Unfortunately many companies have taken an ostrich approach to the whole problem – expecting Brexit to save them from having to put their hands in their pockets. It won’t.
Not only because we will still be in Europe for at least three years after the full implementation of GDPR. Not only because the act applies to any company who has dealing with people in Europe. (and in these days of global websites, who doesn’t). Not only because The Information Commissioner, Elizabeth Denham, has already stated that the Regulation will still become part of UK law. But because it is the right thing to do.
If that isn’t enough to make your board tremble, what about the fact that all directors can already become personally accountable for up to £500,000 (each) in the case of a major contravention.
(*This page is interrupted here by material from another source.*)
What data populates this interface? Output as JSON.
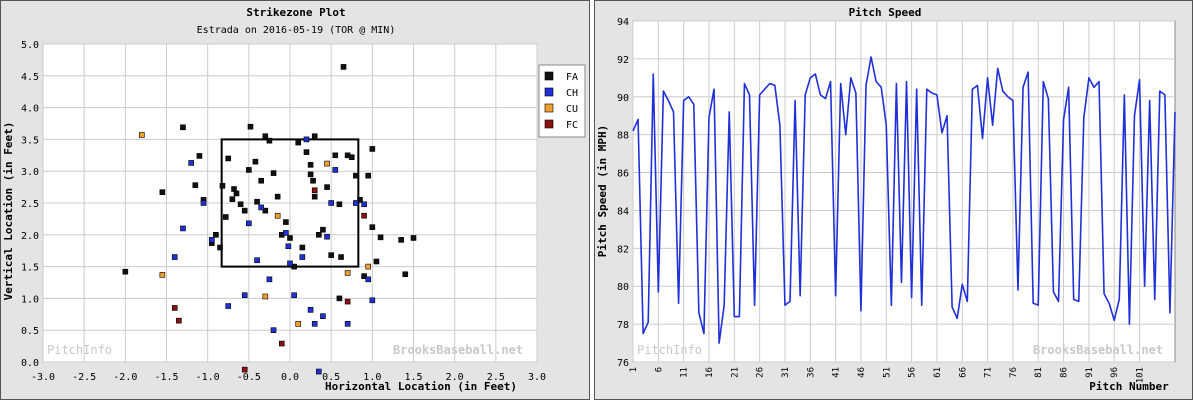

I have to admit, if I was in their shoes (and I guess I am as a business owner), then I would be concentrating like heck. Forget the Marketing Plan, forget the Health and Safety tinkering, forget the proposed mergers – one good contravention of GDPR could bankrupt your company and personally financially damage the whole board.
The GDPR contains a number of requirements designed to increase accountability, including: training staff; carrying out audits and privacy impact assessments; implementing privacy by design; and establishing breach notification procedures.
What should the board do?
As a first step to being GDPR-ready companies (and their directors) should be able to confidently answer the following:
- What personal data do we hold?
- Where is it?
- What is it being used for?
- How secure is it?
Depending on the nature and size of an organisation, answering these questions could involve significant time and resources. Accordingly, if they have not already done so, boards should start allocating budget for this now. Finding and analysing data, and then ensuring that it is, amongst other things, accurate, up-to-date and only processed for the specified purpose, can take a lot of time.
Given the level of potential fines and reputation harm, any board failing to be ready for GDPR could be seen to be failing as directors of the company in terms of exercising reasonable care, skill and diligence, which could result in action for damages, termination or disqualification.